Definition of lychee in US English:


(also lichee, litchi)


  • 1A small rounded fruit with sweet white scented flesh, a large central stone, and a thin rough skin.

    • ‘When it comes to bok choy, napa cabbage, mungbean sprouts, snow peas, litchis and kumquats, you no longer have to make a trip to Chinatown.’
    • ‘A good ripe crop from the Gisborne vintage this year produced some aromatic fruit flavours, with hints of Turkish Delight and lychee fruit.’
    • ‘‘In the past few weeks we have transported many boxes of lychees from central and southern Taiwan to the north,’ Chang said, as he unloaded two cartons of the seasonal fruit from the refrigerator installed in the van.’
    • ‘To my mother's relief, I began welcoming her curries with more enthusiasm, and seemed content with lychees or mangoes or even the lowly sapote for dessert.’
    • ‘We walked for about twenty minutes until the sweet aroma of lychees filled the air.’
    • ‘All I remember being fed there is lychees and monkey-bananas, and cool slices of pawpaw.’
    • ‘Based only on my experiences at The City Bakery, lychees are my favorite fruit - and they're not even a fruit!’
    • ‘I picked up some fruits on my way home, so I now have at my disposal apricots, peaches, nectarines, lychee fruit, a mango, and assorted berries.’
    • ‘To follow, I would make the most of those papaya, lychees and passion fruit that are looking so good this month.’
    • ‘It was elegantly garnished with Japanese pomegranates (no seeds) and thin slices of rombutan - a fruit similar to a lychee.’
    • ‘This one has the classic lychee and rose-petal aromas but is comparatively light and refreshing on the palate.’
    • ‘It's rich with exotic spices and flavours of lychees and passion fruit.’
    • ‘Growers of stone fruit, bananas and lychees suffer most.’
    • ‘On the nose, there is surprisingly little fruit, just a damp earthiness, and yet on the palate there is a burst of exotic fruit such as lychees.’
    • ‘The fruit flavours range from common fruits like banana, strawberry and peach, to more exotic fruits like lychee, guava, rambutan and jackfruit.’
    • ‘So if you crave something sweet, try its opulent fruit salad loaded with kiwi, mango, pineapple, grapes and strawberries or tinned lychees (the only fruit that is arguably as good tinned as fresh).’
    • ‘The flesh has the consistency of lychees, and the stone is similar to that of a lychee, but the taste is a cross between a mango, a banana and a lychee.’
    • ‘Doctors suggest drivers avoid eating certain kinds of fruits, such as bananas and litchis, because these fruits can result in inattentiveness, sleepiness and fatigue, which increase the risk of traffic accidents.’
    • ‘The price of litchis, a luscious fruit considered a notch above such as apples and citruses, has been slashed as a result of a bumper crop in South China, making it affordable to ordinary people.’
    • ‘The city features six fruits - lemon, lychee, banana, longan, pomelo and pineapple - and three flowers - narcissus, camellia and orchid.’
  • 2The Chinese tree that bears lychees.

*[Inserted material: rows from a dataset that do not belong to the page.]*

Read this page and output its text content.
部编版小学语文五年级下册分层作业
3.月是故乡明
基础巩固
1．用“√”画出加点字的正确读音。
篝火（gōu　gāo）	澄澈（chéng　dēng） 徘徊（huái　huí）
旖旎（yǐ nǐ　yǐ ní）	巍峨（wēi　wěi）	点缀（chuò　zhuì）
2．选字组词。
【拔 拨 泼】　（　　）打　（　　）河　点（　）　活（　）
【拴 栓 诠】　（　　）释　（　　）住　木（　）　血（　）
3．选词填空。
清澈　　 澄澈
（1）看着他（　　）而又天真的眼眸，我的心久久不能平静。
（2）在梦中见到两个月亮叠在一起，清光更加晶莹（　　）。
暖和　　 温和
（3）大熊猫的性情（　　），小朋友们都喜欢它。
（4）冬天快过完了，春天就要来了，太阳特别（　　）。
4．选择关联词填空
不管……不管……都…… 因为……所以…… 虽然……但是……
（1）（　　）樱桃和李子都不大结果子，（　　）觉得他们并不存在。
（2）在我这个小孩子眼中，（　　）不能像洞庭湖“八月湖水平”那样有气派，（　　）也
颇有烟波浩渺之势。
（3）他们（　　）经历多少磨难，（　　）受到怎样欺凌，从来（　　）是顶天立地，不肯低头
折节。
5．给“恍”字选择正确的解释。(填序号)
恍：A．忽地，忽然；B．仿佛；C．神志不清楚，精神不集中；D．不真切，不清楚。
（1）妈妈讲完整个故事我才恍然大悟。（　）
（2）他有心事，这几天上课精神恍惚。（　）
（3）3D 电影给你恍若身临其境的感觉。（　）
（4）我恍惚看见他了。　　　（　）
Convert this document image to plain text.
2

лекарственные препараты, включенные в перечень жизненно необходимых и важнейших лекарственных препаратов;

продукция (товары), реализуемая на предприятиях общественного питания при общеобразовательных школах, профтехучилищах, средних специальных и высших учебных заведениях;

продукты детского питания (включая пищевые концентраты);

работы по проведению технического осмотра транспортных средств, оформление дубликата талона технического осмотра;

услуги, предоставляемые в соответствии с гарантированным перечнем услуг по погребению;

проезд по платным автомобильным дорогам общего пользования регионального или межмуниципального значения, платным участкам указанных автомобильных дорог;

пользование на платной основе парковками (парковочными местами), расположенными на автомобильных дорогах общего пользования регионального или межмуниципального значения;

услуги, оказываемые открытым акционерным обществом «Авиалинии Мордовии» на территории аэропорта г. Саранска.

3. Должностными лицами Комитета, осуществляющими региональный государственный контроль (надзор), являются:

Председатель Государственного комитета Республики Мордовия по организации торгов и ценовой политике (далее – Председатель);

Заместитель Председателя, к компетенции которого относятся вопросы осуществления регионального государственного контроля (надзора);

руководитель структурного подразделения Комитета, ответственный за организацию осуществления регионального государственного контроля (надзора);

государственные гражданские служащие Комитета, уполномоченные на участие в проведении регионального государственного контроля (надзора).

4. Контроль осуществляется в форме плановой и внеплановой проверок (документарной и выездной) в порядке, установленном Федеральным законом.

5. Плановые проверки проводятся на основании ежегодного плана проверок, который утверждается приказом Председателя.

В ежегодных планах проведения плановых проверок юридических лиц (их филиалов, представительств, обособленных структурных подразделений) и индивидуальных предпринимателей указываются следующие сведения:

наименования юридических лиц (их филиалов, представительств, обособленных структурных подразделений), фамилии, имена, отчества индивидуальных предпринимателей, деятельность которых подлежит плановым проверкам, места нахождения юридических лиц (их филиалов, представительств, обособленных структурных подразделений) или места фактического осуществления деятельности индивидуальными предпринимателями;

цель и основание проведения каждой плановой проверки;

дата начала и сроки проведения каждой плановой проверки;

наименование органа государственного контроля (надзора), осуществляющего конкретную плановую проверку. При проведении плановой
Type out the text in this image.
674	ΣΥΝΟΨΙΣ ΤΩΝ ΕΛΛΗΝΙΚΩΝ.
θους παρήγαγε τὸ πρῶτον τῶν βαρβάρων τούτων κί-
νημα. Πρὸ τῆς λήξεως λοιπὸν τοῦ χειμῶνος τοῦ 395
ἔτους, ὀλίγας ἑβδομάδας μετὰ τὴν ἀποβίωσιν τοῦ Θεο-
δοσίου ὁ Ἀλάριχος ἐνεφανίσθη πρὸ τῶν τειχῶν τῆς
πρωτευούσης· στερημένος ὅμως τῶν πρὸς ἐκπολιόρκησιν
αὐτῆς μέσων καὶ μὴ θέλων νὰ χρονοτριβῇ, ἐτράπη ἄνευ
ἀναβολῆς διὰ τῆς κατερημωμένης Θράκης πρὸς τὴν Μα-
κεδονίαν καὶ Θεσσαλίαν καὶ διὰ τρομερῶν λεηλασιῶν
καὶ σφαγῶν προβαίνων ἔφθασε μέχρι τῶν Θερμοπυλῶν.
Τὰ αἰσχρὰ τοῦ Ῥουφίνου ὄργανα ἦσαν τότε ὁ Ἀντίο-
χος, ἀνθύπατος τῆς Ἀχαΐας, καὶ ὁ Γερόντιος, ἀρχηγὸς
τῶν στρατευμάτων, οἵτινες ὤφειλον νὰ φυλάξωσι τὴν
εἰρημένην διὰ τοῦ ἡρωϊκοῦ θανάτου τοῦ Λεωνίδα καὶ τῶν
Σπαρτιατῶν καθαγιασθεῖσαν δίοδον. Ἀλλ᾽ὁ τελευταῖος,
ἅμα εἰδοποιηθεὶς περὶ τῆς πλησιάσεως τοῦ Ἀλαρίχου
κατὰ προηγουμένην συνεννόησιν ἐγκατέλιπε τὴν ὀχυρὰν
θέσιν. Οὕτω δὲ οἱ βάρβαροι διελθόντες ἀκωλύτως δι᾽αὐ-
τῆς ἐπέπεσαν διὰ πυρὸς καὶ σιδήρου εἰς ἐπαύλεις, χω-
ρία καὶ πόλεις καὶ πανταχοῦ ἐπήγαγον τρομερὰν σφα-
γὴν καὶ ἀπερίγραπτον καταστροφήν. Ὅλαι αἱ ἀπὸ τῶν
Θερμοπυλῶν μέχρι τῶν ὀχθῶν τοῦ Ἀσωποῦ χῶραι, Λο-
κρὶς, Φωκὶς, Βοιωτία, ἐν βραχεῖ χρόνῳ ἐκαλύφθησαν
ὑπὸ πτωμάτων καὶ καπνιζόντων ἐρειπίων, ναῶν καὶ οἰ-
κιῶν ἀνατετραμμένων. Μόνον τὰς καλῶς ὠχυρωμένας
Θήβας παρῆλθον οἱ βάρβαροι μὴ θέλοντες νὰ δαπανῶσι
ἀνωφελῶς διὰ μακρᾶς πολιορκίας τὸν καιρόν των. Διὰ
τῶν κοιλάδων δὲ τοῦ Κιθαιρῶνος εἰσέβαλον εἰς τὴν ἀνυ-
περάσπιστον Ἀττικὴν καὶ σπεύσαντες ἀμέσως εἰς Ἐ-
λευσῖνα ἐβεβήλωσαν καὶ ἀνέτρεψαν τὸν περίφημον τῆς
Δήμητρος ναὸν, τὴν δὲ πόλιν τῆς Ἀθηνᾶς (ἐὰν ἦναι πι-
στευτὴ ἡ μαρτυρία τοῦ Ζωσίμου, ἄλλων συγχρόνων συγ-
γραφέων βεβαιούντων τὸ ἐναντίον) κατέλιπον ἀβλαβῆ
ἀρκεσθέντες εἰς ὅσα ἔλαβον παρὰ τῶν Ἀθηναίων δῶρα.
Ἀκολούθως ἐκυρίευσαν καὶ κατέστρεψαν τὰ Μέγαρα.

    Nephelium litchi (or Litchi chinensis), family Sapindaceae

    • ‘‘The lychee and longan industry in Hawaii is still quite small, with just a few farms and some productive backyard trees,’ she says.’
    • ‘The three 300-year-old lichee trees in Nantou City have been credited for helping the government-owned Taiwan Tobacco and Wine Co win a gold medal in a recent world wine contest in Geneva.’
    • ‘‘Collecting, preserving, and classifying lychee and longan trees is especially critical,’ Zee emphasizes.’
    • ‘In the lush green foothills above town, I'd found every incline, even a slope that seemed too steep to climb, cultivated with longan, lychee, pineapple, betel nut or banana.’
    • ‘‘The lychee and longan collections here at Hilo are among the best outside of China and southeast Asia,’ says Zee.’
    • ‘His back garden on a hot day could well be in a suburb of Ho Chi Minh City, with its bamboo, lychee, grape vines and images of monkeys.’


Late 16th century: from Chinese lìzhī.